Written in Spring 2001, this short story was published in The Prelude and received the Algie Hardwick Hill Prize in Creative Writing from Huntingdon College.
by Deborah J. Brannon
He lay upon the woodland floor, body bathed by the morning dew. The fingers of dawn caressed his body, strengthening as the moments went by, until they touched his eyes, picked them out of the shadow of night: a glitter of darkness, already open to this new morn.
His body remembered what task lay before him, though his mind lingered yet in the dream mist. He rolled to his feet, shaggy, fair hair brushing his shoulders; his step as he picked his way to a nearby stream was light as a wary doe’s. His kind had learned to be quiet, in order to evade enemies, seek food. And the ribs now rising in sharp relief assured that no misstep would today cost him his quarry.
The man knelt beside the rushing water, delved his cupped palms into the stream to bring water to his parted lips. As he slaked his thirst, his eyes roamed the landscape about him, alert as any woodland creature.
He counted six magpies singing their raucous song and very nearly smiled. He was lucky not to have any needlessly small and shiny thing of value with which to tempt the little ones. He turned away, startled a hare he had not noted before, harvested some berries from a near-withering plant. They were bitter, but food, and made his last few strips of dried venison easier to swallow cold. He would need all his strength for what he must accomplish today.
He’d ranged from his home– more than a full day’s stride– seeking and following this small herd of deer. Once he’d picked up their trail, matched them stride for stride, he’d done as the world commanded: prepared himself for the hunt and asked to be wise and thankful.
He purified himself, dedicated his spirit to Cernunnos of the Wood, and slept cradled in the Mother’s embrace– the bole of an elderly oak for his pillow and leaves for his blanket. The God had kept the warrior safe while the Goddess sent him her blessing in dreams.
The doe he must kill, there, no young fawns at her side. But why did he run so low to the loamy smelling earth, feel the death of his prey flow between his teeth? Warm, the life. He lived.
He shook his head, pulling the gut from his pouch and set to stringing his yew wood bow. Though nearly as tall as him, he bent it easily, deftly completing his task.
He moved downstream to seek the shadow of the deer.
* * *
The young human caught up with the herd midday and summarily circled wide around them to find the worn trail though the forest that showed their kind preferred to pass there.
He’d hardly settled in his preferred position, off the trail and partially hidden, when the deer arrived much sooner than anticipated; the young warrior realized he’d not been the first to find them.
His heart’s sudden pounding, the buck’s sudden urgent passage with his brood not far behind disoriented the man, made him hesitate with his arrows, his bow.
Only the lame doe lagged behind, the one without fawns; only she felt the teeth of the wolf that closely followed, lone and hungered as the human that watched.
The dream shocked through him.
Another of the doe’s legs went out from under her, ripped by the predator’s teeth.
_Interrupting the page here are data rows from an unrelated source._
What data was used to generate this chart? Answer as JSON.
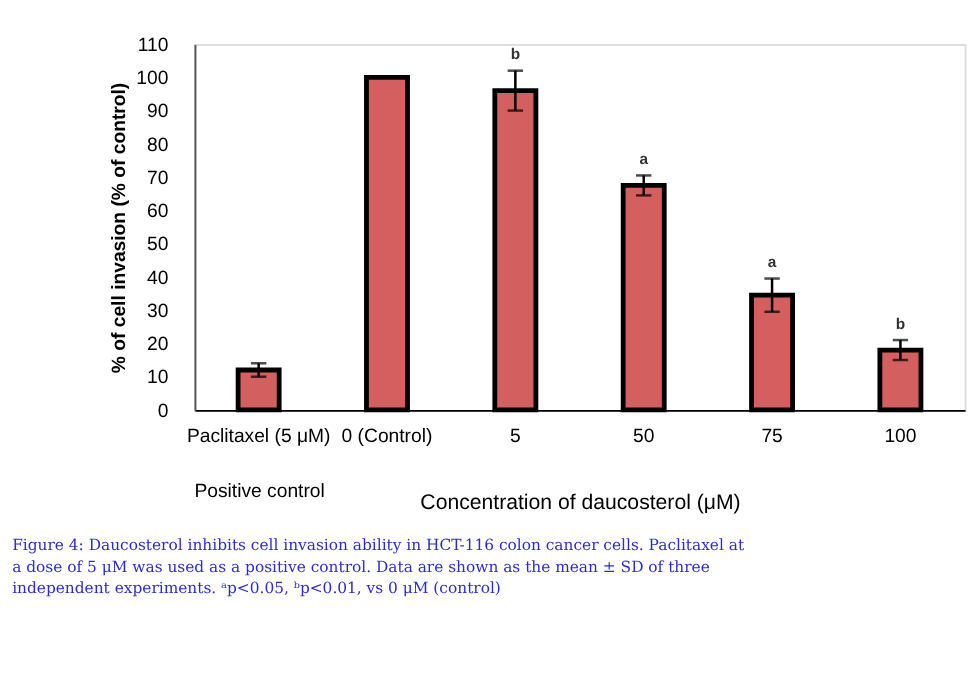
{
  "chart_data": {
    "type": "bar",
    "categories": [
      "Paclitaxel (5 μM)",
      "0 (Control)",
      "5",
      "50",
      "75",
      "100"
    ],
    "values": [
      12,
      100,
      96,
      67.5,
      34.5,
      18
    ],
    "errors": [
      2,
      null,
      6,
      3,
      5,
      3
    ],
    "color": "#d45f5f",
    "xlabel": "Concentration of daucosterol (μM)",
    "ylabel": "% of cell invasion (% of control)",
    "ylim": [
      0,
      110
    ],
    "yticks": [
      0,
      10,
      20,
      30,
      40,
      50,
      60,
      70,
      80,
      90,
      100,
      110
    ],
    "grid": false,
    "annotations": [
      {
        "text": "b",
        "x": "5",
        "y": 102
      },
      {
        "text": "a",
        "x": "50",
        "y": 70.5
      },
      {
        "text": "a",
        "x": "75",
        "y": 39.5
      },
      {
        "text": "b",
        "x": "100",
        "y": 21
      },
      "Positive control",
      "Figure 4: Daucosterol inhibits cell invasion ability in HCT-116 colon cancer cells. Paclitaxel at a dose of 5 μM was used as a positive control. Data are shown as the mean ± SD of three independent experiments. ᵃp<0.05, ᵇp<0.01, vs 0 μM (control)"
    ]
  }
}
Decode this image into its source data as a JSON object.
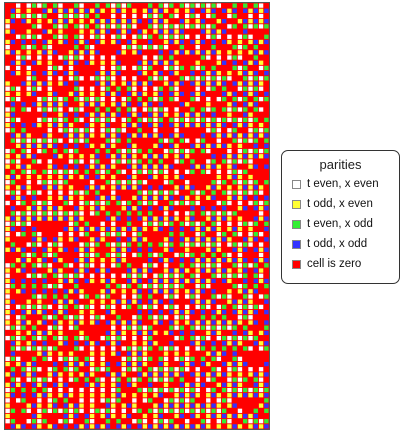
{
  "chart_data": {
    "type": "heatmap",
    "title": "",
    "xlabel": "",
    "ylabel": "",
    "grid": false,
    "rows": 82,
    "cols": 50,
    "rule": "mod-3 cellular automaton; cell color encodes parity of t and x, zero cells red",
    "legend": {
      "title": "parities",
      "placement": "right",
      "entries": [
        {
          "label": "t even, x even",
          "color": "#ffffff"
        },
        {
          "label": "t odd, x even",
          "color": "#ffff33"
        },
        {
          "label": "t even, x odd",
          "color": "#33ee33"
        },
        {
          "label": "t odd, x odd",
          "color": "#3333ff"
        },
        {
          "label": "cell is zero",
          "color": "#ff0000"
        }
      ]
    }
  }
}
Her eyes rolled, front legs flashed forward in the full desperation of this dance with death. He trained his arrow upon the wolf, breathing harsh as the fanged creature easily evaded her thrashing hooves and fastened to her throat, tearing it out as he jumped away.
The wolf heaved every breath the twin to the man’s. His fangs trailed red (he tasted the blood), pulled back from his teeth as he nearly took a step toward his conquered prey; yet he stopped, raised his eyes to meet those of the still hunter.
We are one. Brothers, you and I. She gave herself to us. The circle of life, death to feed life. We are one.
The powerful gray body leapt for the hunter, but had hardly left the ground when an arrow slammed well-intended into his chest.
The wolf collapsed amid a howling scream.
He ate the heart and the eyes. Raw, with blood streaking across his face. He took the claws and the skin to make a cloak. The rest he left to the forest, to feed the cycle that would eventually consume him.
Fáilbhe, a newborn wolf, carried his deer home.